Hey All
I'm sure someone already invented this system but anyway. . . Here is goes
I've spent the last few days playing at BorgartCasino. com
Playing Roulette and betting the columns. . . you need to wait 5 spins before placing a bet. . . the only way you bet is when 1 of the 3 columns hasn't had a hit in 5 spins. . . Bet that column. . . Borgarts min is $10 dollars.
Spin 1 $10
Spin 2 $13
Spin 3 $18
Spin 4 $24
Spin 5 $32
Spin 6 $42
Spin 7 $56
Total 195 dollars
In order to lose 195 dollars you need to lose 12 straight spins. . . . It finally just happened to me after I was up 745 dollars in profit
By no means is it flawless obviously but it's been working well. . reason for the loss was partly because of 0 came up twice in my 7 spins
Thoughts?
Well done! Your right its nothing new, glad your having some success, hope it continues. I've not been on that site, is it a real wheel or RNG?
it's a live real wheel
Does anyone have a better bet progession I could use? I would like to get a couple more spins and still only spend about $200 before calling it quits
Try this
1,1,2,3,4,6,9,14,21,31,47
My min bet is $10 dollars. . . so are u saying. . . 10,10,20,30 . . . . etc then a 470 dollar bet?
There are many ways to play columns, try to create progressions with street for example
12 sleeping dozens happens once for every 100 spins. That's the mathematical arithmetic for it. That's for the double zero wheel too. I need to power test this with a sim. Usually things tend to balance out. This is not a balanced amount. Conditional statistics are not supposed to be this easy. Time for a crash test dummy session.
The odds to lose this bet on the first of five spins is (26 / 38) = .684211.
That times itself 11 more times descends down to = .010
That equals one in every 100 spins.
.684
.467
.320
.218
.149
.102
.070
.047
.032
.022
.015
.010
Does this look correct to everyone?
COOL! I figured out the balance point. It's right in front of me. There are only 15 opportunities to use it for every 100 spins. It's right there in the odds.
So to balance the cost of losing your progression it will need to pay for itself in 15 winning payoffs. I wonder what position in the progression is the average for those 15 attempts?
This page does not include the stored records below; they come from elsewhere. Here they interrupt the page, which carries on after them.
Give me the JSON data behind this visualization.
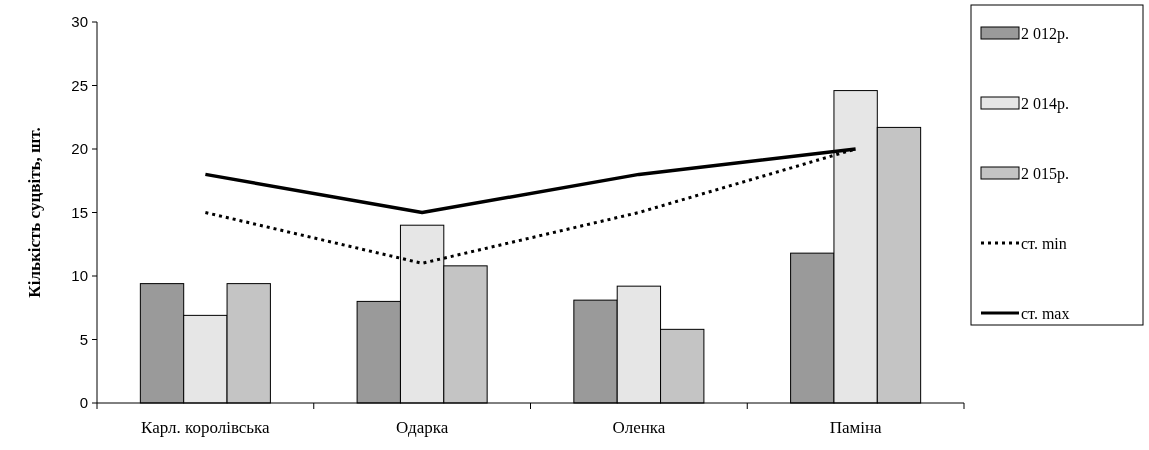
{
  "chart_data": {
    "type": "bar",
    "ylabel": "Кількість суцвіть, шт.",
    "categories": [
      "Карл. королівська",
      "Одарка",
      "Оленка",
      "Паміна"
    ],
    "series": [
      {
        "name": "2 012р.",
        "color": "#9a9a9a",
        "values": [
          9.4,
          8,
          8.1,
          11.8
        ]
      },
      {
        "name": "2 014р.",
        "color": "#e6e6e6",
        "values": [
          6.9,
          14,
          9.2,
          24.6
        ]
      },
      {
        "name": "2 015р.",
        "color": "#c4c4c4",
        "values": [
          9.4,
          10.8,
          5.8,
          21.7
        ]
      },
      {
        "name": "ст. min",
        "type": "line",
        "color": "#000000",
        "line_style": "dotted",
        "values": [
          15,
          11,
          15,
          20
        ]
      },
      {
        "name": "ст. max",
        "type": "line",
        "color": "#000000",
        "line_style": "solid",
        "values": [
          18,
          15,
          18,
          20
        ]
      }
    ],
    "ylim": [
      0,
      30
    ],
    "yticks": [
      0,
      5,
      10,
      15,
      20,
      25,
      30
    ],
    "grid": false,
    "legend": "right"
  }
}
Playing any dozen on single zero wheels you have a 67.56% chance of losing the first bet.
We all know you play roulette 1 spin at a time. This means you also have a 67.56% chance of losing the second bet.
So too the third bet, and the fourth, and so on.
For the purposes of playing roulette in real time, calculating the odds of future bets beyond the very next bet is of little use.
Quote from: bombus on May 07, 2011, 09:57:31 PM
Playing any dozen on single zero wheels you have a 67.56% chance of losing the first bet.
We all know you play roulette 1 spin at a time. This means you also have a 67.56% chance of losing the second bet.
So too the third bet, and the fourth, and so on.
For the purposes of playing roulette in real time, calculating the odds of future bets beyond the very next bet is of little use.
Boy, that's a huge and glaring mistake in basic binomial distribution odds. You sure you want to be known for saying this?
Here's help: nolinks://stattrek.com/Tables/Binomial.aspx#distribution (nolinks://stattrek.com/Tables/Binomial.aspx#distribution)
I thought binomial test sampling is carried out without replacement?
Quote from: bombus on May 07, 2011, 10:14:42 PM
I thought binomial test sampling is carried out without replacement?
It works for coin toss tests, same coin over and over again.